Let $B$ be a basis for $\mathbb{R}^n$. Prove that the vectors $v_1, v_2, \dots, v_k $ form a linearly independent set if and only if the vectors $[v_1]_B, [v_2]_B, \dots, [v_k]_B$ form a linearly independent set.
I know that the coordinate vectors of $v_1, \dots v_k $ relative to $B$ will be produce zero vectors since only the trivial solution exists if they are linearly independent which implies that a certain vector $v \in B$ cannot be written as a combination of the other vectors implying linear independence of the basis.
My issue is writing this out concretely rather than using intuition (if its correct).
A secondary question is the assertion that is the coordinate vectors span $\mathbb{R}^n$ implies that the basis spans $\mathbb{R}^n$.
I am not sure how to go about proving this assertion
Best Answer
Suppose the vectors $v_1,\dots,v_k$ are linearly dependent. Then there exist non-trivial (not all zero) coefficients $a_1,\dots,a_k$ so that $$ a_1v_1+\dots+a_kv_k=0. $$ Now express this in the basis $B$: $$ 0 = [a_1v_1+\dots+a_kv_k]_B = a_1[v_1]_B+\dots+a_k[v_k]_B. $$ Therefore the vectors $[v_1]_B,\dots,[v_k]_B$ are linearly dependent.
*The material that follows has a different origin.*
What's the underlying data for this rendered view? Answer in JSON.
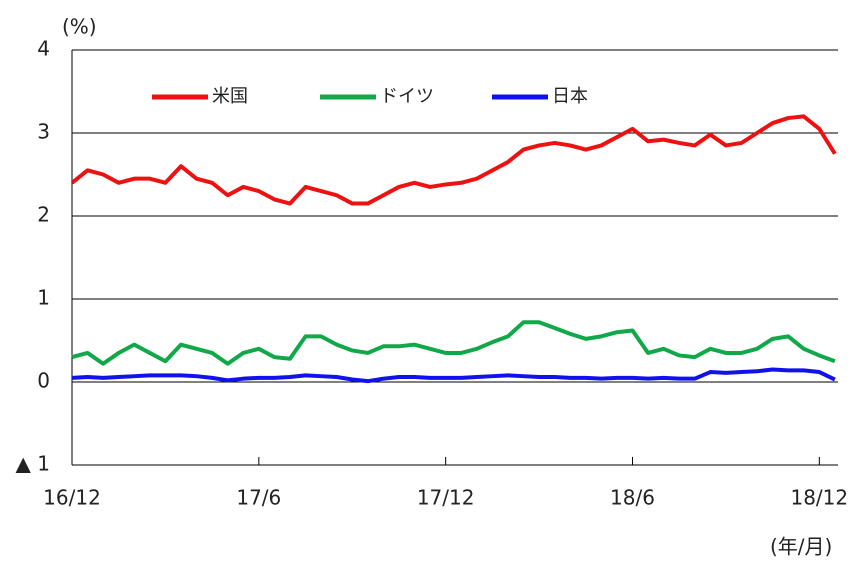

If you assume that the vectors $[v_1]_B,\dots,[v_k]_B$ are linearly dependent, you can follow the same steps backwards to show that $v_1,\dots,v_k$ are linearly dependent.
We have shown that one set of vectors is linearly dependent if and only if the other one is. Therefore one set of vectors is linearly independent if and only if the other one is.